Теперь Дзержинскому было важно продолжить разговор — что-то такое приоткрылось в поручике, что надо было рассмотреть, размять, исследовать со всех сторон и понять — до конца точно.
— Это тавтология, — задумчиво, после долгой, наново изучающей паузы, ответил Дзержинский. — Одиночество, по-моему, другое. Одиночество — это если ты чувствуешь свою ненужность.
— И всё?
— В общем — да. Могу развить: одиночество проистекает от вспыхивающего в тебе недоверия к сущности бытия, — жизнь довольно часто радует нас нелепыми обманами: ждешь одного, получается совсем иное. Тогда перестаешь верить себе, своему мыслительному аппарату — «отчего дался в обман? ». Здесь граница, водораздел, Рубикон; отсюда можно впасть в мистицизм, решить, что все за тебя отмечено, взвешено, решено и ты лишь пустая игрушка в руках таинственного рока. Тогда лучше не мыслить, а просто-напросто существовать, поддаться, плыть…
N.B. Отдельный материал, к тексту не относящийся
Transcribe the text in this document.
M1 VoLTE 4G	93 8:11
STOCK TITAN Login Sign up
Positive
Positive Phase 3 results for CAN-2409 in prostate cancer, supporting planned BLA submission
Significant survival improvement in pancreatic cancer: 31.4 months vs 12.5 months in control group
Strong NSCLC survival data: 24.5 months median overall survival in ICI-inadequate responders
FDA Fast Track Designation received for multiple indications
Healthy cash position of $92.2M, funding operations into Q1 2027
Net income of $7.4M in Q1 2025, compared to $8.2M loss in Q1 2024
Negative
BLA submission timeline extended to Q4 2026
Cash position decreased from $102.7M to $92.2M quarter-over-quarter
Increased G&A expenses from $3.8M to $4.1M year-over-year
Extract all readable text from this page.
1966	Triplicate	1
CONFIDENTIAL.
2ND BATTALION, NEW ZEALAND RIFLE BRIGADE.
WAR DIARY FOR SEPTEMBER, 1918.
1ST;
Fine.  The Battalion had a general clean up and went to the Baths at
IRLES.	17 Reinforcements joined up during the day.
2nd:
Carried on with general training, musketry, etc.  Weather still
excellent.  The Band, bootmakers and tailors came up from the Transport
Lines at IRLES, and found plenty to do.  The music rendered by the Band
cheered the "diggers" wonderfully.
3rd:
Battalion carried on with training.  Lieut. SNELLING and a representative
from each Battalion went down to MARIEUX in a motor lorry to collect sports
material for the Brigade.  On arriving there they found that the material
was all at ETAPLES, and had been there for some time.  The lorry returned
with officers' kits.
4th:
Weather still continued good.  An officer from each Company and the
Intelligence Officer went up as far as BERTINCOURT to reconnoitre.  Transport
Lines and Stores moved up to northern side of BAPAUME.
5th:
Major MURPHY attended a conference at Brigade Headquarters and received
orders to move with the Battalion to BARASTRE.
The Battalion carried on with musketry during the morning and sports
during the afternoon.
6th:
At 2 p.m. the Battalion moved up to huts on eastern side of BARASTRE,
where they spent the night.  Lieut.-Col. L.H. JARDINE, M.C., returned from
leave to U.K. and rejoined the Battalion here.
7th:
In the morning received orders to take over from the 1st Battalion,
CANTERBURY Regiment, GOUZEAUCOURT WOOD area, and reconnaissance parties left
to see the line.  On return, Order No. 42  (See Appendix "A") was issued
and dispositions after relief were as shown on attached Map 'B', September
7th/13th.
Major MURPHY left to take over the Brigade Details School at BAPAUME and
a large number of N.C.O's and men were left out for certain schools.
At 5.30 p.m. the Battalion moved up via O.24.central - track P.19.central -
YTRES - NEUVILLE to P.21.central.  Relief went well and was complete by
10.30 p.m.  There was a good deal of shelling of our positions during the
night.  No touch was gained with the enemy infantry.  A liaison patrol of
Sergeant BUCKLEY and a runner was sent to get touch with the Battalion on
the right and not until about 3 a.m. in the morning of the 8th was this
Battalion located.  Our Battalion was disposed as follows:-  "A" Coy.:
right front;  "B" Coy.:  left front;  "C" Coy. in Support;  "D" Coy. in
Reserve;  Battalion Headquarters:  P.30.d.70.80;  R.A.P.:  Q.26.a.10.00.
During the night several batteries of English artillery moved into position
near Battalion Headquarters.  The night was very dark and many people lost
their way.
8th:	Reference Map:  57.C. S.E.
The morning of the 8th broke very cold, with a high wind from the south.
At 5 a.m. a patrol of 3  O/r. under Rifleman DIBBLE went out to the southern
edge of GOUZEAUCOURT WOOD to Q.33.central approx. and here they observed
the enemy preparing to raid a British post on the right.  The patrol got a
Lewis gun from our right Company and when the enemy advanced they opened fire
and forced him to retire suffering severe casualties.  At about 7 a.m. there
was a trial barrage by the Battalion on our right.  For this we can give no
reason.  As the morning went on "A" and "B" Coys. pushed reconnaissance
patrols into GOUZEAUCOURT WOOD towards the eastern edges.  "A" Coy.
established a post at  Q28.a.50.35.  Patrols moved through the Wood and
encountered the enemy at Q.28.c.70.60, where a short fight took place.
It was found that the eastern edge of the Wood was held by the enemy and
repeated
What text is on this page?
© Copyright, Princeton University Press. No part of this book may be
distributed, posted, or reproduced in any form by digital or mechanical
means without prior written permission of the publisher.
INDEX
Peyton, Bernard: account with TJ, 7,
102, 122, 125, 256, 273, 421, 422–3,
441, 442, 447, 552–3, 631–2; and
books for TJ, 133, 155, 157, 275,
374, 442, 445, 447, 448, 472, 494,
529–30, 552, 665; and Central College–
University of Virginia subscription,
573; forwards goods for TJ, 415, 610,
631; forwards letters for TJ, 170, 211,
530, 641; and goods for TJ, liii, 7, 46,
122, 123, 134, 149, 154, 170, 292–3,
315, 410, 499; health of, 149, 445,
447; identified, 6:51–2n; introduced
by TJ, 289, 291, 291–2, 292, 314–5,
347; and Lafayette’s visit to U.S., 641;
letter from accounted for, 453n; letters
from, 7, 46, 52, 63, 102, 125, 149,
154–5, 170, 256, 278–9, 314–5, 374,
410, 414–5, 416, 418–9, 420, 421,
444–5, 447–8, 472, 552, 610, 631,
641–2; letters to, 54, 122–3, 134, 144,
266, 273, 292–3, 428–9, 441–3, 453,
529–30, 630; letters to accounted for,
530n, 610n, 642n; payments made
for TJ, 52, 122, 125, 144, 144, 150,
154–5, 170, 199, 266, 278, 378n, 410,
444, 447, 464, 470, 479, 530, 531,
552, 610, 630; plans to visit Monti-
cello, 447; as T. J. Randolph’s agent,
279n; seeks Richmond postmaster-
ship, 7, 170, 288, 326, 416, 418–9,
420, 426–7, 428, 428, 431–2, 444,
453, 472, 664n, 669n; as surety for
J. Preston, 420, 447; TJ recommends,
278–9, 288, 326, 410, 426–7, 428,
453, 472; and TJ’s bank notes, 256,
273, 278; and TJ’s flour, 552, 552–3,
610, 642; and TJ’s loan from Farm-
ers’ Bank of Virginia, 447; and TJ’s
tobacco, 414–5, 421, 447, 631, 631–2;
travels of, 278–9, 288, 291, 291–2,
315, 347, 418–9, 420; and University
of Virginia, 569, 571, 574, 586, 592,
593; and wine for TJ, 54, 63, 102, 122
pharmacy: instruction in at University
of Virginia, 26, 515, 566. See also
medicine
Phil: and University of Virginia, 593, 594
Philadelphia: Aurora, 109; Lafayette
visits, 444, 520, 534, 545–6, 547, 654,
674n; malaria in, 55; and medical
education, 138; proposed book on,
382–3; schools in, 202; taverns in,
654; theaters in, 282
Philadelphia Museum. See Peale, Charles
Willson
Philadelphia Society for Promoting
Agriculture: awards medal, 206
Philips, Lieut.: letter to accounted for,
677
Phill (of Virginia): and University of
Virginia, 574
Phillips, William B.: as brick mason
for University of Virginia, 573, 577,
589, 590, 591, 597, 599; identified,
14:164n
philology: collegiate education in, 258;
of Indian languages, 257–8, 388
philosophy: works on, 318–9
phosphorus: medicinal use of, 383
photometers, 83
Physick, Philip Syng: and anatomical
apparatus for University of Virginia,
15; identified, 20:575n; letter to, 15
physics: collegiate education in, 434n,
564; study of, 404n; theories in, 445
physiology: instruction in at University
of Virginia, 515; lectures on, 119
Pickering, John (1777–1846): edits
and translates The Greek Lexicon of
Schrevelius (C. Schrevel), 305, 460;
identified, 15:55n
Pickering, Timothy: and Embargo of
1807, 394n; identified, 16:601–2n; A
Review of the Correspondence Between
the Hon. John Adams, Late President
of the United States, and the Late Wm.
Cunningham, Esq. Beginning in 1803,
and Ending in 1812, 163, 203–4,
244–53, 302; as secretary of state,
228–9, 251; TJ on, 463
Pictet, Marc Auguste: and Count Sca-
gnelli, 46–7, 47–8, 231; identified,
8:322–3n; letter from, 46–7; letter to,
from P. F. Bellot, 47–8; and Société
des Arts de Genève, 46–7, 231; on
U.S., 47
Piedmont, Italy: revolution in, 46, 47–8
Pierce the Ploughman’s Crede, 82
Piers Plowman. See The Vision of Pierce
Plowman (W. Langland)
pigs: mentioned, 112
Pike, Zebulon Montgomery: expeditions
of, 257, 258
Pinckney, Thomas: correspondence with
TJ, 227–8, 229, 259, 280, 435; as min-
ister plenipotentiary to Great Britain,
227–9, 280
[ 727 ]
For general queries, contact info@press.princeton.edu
— Неужели и у вас такие мысли бывают, Феликс Эдмундович?
— Ничто человеческое не чуждо мне, Андрей Егорович, — ответил Дзержинский, чувствуя внутри тяжесть и обидную, тупую боль.
… Казимеж Гриневский встретил Дзержинского возгласом:
— Пришедших от смерти приветствуют побывавшие у нее в гостях!
— Настроение поправилось?
— Вполне. Спасибо вам. Соседи простучали в стеночку, что вы — Юзеф.
— А вы?
— Я Гриневский, пэпээс, лютый враг социал-демократов.
— Завтракал, лютый враг?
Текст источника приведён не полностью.